Uma análise crítica sobre o Diálogo Nacional Inclusivo
O académico Lourenço do Rosário manifestou recentemente preocupações significativas em relação ao modelo e à condução do Diálogo Nacional Inclusivo. O especialista sublinha que, para que este processo atinja o seu objetivo primordial de unir a sociedade, é imperativo evitar a sua politização excessiva. Segundo o académico, o foco deve estar centrado em reformas profundas que permitam ultrapassar um histórico de desconfiança que, na sua visão, não se limita apenas aos eventos eleitorais mais recentes, mas que se arrasta por décadas.
O peso do histórico de desconfiança
Na perspetiva de Lourenço do Rosário, a transição para o sistema democrático multipartidário foi marcada por feridas profundas e um clima de desconfiança persistente entre os diversos atores políticos. O académico argumenta que o processo de paz, ao longo dos anos, não foi suficiente para consolidar a confiança necessária entre as partes. Desde 1994 até ao presente, a gestão política tem sido caracterizada por uma conflitualidade permanente, o que, segundo o especialista, dificulta a convergência entre os ideais de libertação e os interesses dos grupos que procuram ocupar espaços na agenda de governação.

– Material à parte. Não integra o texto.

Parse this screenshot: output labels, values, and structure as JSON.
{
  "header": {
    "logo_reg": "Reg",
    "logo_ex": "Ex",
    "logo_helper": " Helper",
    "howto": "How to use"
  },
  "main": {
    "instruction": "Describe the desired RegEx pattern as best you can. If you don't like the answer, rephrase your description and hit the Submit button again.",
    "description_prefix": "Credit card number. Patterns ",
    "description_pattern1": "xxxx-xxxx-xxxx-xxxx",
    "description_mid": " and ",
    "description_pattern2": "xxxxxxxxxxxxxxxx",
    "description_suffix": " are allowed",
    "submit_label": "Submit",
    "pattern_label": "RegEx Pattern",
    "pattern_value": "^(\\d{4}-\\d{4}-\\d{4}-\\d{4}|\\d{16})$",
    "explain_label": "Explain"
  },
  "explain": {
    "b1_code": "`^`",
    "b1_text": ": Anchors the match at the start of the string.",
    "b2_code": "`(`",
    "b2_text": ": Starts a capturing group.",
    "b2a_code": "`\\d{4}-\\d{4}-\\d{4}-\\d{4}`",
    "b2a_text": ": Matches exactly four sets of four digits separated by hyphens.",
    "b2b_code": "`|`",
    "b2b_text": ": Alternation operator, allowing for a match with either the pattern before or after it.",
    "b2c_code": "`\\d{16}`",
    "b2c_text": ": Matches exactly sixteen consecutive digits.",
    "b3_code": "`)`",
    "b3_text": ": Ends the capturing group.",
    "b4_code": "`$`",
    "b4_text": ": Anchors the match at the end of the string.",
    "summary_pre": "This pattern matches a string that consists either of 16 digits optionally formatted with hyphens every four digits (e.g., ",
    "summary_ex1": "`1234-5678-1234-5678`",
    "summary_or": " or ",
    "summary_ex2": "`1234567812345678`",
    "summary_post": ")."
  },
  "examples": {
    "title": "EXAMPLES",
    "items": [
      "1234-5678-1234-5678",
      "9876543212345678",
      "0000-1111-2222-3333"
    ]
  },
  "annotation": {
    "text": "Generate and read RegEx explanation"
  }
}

A necessidade de autoanálise e avaliação de erros
Um dos pontos centrais da crítica de Do Rosário reside na ausência de um exercício de introspeção por parte dos intervenientes. O académico questiona os interesses reais dos atores envolvidos no Diálogo Nacional Inclusivo, defendendo que não é possível alcançar uma reconciliação efetiva sem que cada grupo político proceda a uma autoavaliação rigorosa dos erros cometidos no passado. Para o especialista, a discussão sobre o futuro do país deve ser alicerçada no reconhecimento de falhas anteriores, permitindo que reformas concretas, como a revisão das leis e a reforma do Estado, sejam implementadas com base num diagnóstico honesto e partilhado.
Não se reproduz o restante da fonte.